Sunday, November 8, 2015

A Revealing Look at J. Edgar hoover's Secret FBI

My fellow Peace Action board member, Lawrence (Larry) Wittner,  published in NewPolitics a review of Betty Medsger's book, The Burglary (Alfred A. Knopf, 2014). I have selectively excerpted Larry's review to give a sense of what Medsger found out about the FBI's secretive ways after she learned that two old friends of hers had participated in the burglary. After persuading the two  friends to be interviewed, she learned the identity of the other six participants and was able to interview them.

"The Burglary tells the story of how, on March 8, 19871, in the midst of the Vietnam War, eight peace activists broke into an FBI office in Media, Pennsylvania, in a effort to discover whether the FBI was working, illegally, to suppress American dissent. Spiriting away all the records in the FBI office, these daring men and women soon learned that the crime-fighting bureau was, indeed, engaging in a broad range of unlawful activities."

"A major virtue of the book is its revelation of vast FBI criminality. Hoover's secret FBI, as Medsger summarizes it:
      'Usurped citizens' liberties... and used deception, disinformation, and violence as tools to harass,                   damage and ... silence people whose opinions the director opposed.... Agents and informers were
      required to be outlaws. Blackmail and burglary were favorite tools in the secret FBI. Agents and
      informers were ordered to spy on -- and create ongoing files on -- the private lives, including the
      sexual activities, of the nation's highest officials and other powerful people.' "

"The FBI's spying operation were extraordinarily extensive. All black college student organizations, for example, were placed under surveillance and infiltrated. Indeed, on some college campuses, every black student was placed under surveillance. Moreover, the FBI infiltrated the Congress of Racial Equality, the Southern Christian Leadership Conference, and the NAACP. In fact, NAACP officials were also under continuous FBI surveillance since 1923."

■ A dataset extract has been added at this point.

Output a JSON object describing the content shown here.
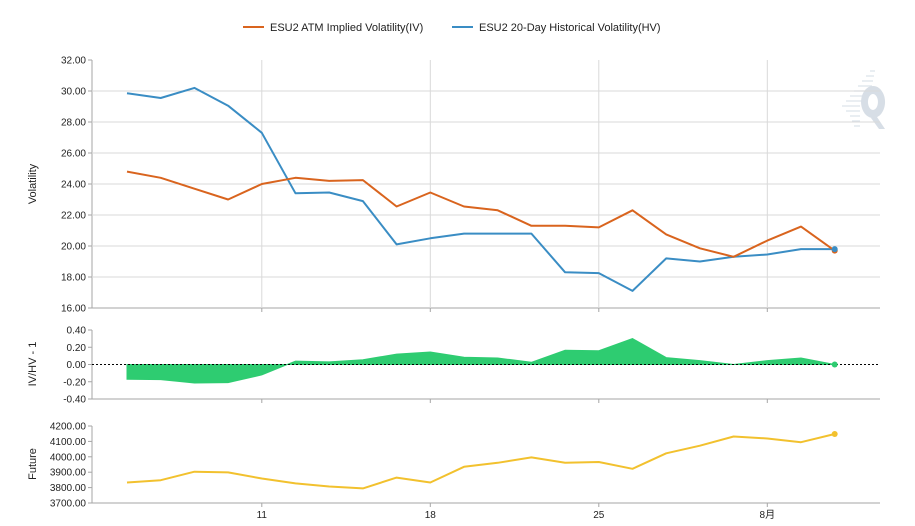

COINTELPRO "was perhaps Hoover's most ambitious program of criminal activity. Created by Hoover in 1956 to harass Communists and other radicals, COINTELPRO was updated to COINTELPRO-New Left by the  FBI director in 1968. The revised model was designed to 'expose, disrupt, and otherwise neutralize' the New Left movement by any means necessary, including spreading false, derogatory information about its leaders and organizations, creating conflicts among its leaders and members, burglary and violence. It targeted nearly all social change movements, including the civil rights movement, the peace movement, the women's movement, the gay rights movement, and the environmental movement. The FBI also secretly, and sometimes, violently, attacked college campus and alternative newspapers. Medsger observes that the bureau worked at 'forcing the publications to close, infiltrating them with informants,  and threatening the credibility -- and sometimes the lives -- of their staff.' "

"With the FBI operating almost everywhere, its records grew enormously, and eventually included 500,000 domestic intelligence files, each typically including several individuals' names; Medsger writes of Hoover:
     'No part of the government or American life was outside his reach. He used his secret power to destroy
     individuals and to manipulate and destroy organizations. ... He secretly punished people he regarded
     as wrong-thinking -- civil rights leaders, senior members of Congress who questioned war policy,
     and also average people who wrote letters to a member of Congress or dared to express their dissent by      appearing at an antiwar demonstration. In hoover's world ... any American was fair game.' "

"Thousands of university faculty members were spied upon and many fired from their jobs as a result of FBI activity. A 1958 study found that two-thirds of the then approximately 2,500 social science faculty members surveyed had been visited by the FBI at least once, and a third had been visited three or more times.' "

Plots against Dr. Martin Luther King JR. included office break-ins, use of informers, mail openings, wiretapping and burglary. Hoover's FBI even tied to convince King to commit suicide.

When in 1943, the U.S. Attorney General told Hoover to end his Custodial Detention Index -- a list of 26,000 Americans who might be imprisoned in the event of a war or national emergency -- Hoover lied about ending it. Hoover used material in his files as blackmail.

President Ronald Reagan relaxed restrictive guidelines on FBI activity put in by Attorney General Edward Levi.